From Thu Oct 23 22:15:09 2003
Date: Wed, 8 Oct 2003 09:52:58 -0500 (CDT)
From: “Mark Graffis” <>
Subject: Forestry monitor sounds alarm on logging in Myanmar
Article: 166225
To: undisclosed-recipients:;

Forestry monitor sounds alarm on logging in Myanmar

AFP, Terra.Wire, 8 October 2003

Myanmar's forests are being ravaged by logging fueled by voracious demand in China, forestry monitor Global Witness warned in a report on deforestation in the military-ruled state released Wednesday.

China, which borders Myanmar's northeastern Karen and Shan states, has boosted its economic influence with its smaller neighbour in recent years, with Beijing seeing friendship with Myanmar as an important strategic asset.

“Such economic cooperation became increasingly important, following the imposition of a logging ban in Yunnan in 1996 and a nationwide Chinese ban in 1998,” the Global Witness report said.

“It appears that China's concern for the environment ends at the border.” In 2001, legal timber exports were just over 688,000 square cubic metres, while China alone recorded imports of 850,000 square cubic metres, the report said, suggesting rampant illegal felling of trees.

“Logging has led to environmental destruction, particularly in Kachin state where Chinese logging companies have clear-cut vast swathes of virgin forests,” said the report.
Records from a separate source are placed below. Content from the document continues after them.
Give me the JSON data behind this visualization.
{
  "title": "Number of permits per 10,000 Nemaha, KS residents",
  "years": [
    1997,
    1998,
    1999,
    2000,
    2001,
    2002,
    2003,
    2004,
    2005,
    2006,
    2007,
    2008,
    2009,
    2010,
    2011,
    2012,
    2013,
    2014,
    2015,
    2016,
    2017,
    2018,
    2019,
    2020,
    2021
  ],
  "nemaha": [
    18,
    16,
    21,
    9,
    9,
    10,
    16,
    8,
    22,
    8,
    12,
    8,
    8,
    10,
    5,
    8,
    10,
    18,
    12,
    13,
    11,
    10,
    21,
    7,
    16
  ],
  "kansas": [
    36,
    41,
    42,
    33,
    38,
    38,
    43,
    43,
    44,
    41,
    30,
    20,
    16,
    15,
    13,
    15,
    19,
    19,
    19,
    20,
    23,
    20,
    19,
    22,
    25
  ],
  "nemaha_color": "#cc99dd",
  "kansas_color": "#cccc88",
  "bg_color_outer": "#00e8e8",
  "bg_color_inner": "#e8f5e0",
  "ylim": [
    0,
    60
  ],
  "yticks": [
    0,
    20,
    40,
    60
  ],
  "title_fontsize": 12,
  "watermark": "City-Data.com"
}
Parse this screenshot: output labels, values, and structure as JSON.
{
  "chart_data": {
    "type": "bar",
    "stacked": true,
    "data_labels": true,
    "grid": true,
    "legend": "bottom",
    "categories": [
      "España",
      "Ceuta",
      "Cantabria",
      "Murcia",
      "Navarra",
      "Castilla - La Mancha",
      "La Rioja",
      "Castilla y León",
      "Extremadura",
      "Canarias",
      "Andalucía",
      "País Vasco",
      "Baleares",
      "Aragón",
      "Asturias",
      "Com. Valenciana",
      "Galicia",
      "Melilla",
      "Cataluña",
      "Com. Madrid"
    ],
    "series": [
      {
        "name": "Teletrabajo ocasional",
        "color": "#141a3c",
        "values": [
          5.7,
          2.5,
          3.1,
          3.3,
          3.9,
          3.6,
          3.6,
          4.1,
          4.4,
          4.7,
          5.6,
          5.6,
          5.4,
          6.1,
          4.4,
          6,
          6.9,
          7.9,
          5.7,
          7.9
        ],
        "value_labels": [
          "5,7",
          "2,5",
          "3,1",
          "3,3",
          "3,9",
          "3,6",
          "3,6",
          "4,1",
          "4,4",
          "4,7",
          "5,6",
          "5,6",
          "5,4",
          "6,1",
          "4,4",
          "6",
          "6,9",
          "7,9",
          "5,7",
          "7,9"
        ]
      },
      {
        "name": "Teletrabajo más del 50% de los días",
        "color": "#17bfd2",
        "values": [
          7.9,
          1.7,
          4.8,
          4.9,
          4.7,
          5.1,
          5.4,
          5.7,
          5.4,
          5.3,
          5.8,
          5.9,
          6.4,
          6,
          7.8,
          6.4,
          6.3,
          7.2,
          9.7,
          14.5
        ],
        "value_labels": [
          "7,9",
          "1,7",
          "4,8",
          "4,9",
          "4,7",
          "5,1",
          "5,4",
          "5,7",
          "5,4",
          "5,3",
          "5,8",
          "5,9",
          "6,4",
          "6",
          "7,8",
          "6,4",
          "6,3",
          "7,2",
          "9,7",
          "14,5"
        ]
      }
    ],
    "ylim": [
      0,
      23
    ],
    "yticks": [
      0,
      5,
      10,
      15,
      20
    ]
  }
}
The group estimates that the volume of timber exported from Kachin to China's Yunnan is at least 500,000 cubic metres a year.

The logging, controlled by a variety of armed ethnic groups, Myanmar's military and military intelligence wing, is “chaotic” and has led to the increased militarisation of the state, said the report.

“The local population has benefited little in economic terms but the powerful have enriched themselves as the environment, and thereby the prospect for future sustainable development, has been destroyed.” The report also found that border logging and the opium trade are linked.

“Drug traffickers have invested in logging to launder money, and logs have been hollowed out to conceal drugs,” the report said, adding that some drug eradication schemes have been used to justify large-scale logging by providing farmers with alternative income. Myanmar's military rulers are also covering up the extent of logging in the country formerly known as Burma, the report said.

“Commercial logging in areas of central Burma is probably not as destructive as that seen on the China-Burma border, but nevertheless chronic mismanagement has lead to a situation that does not correspond to the picture of sustainability in the forest sector painted by the regime,” it said.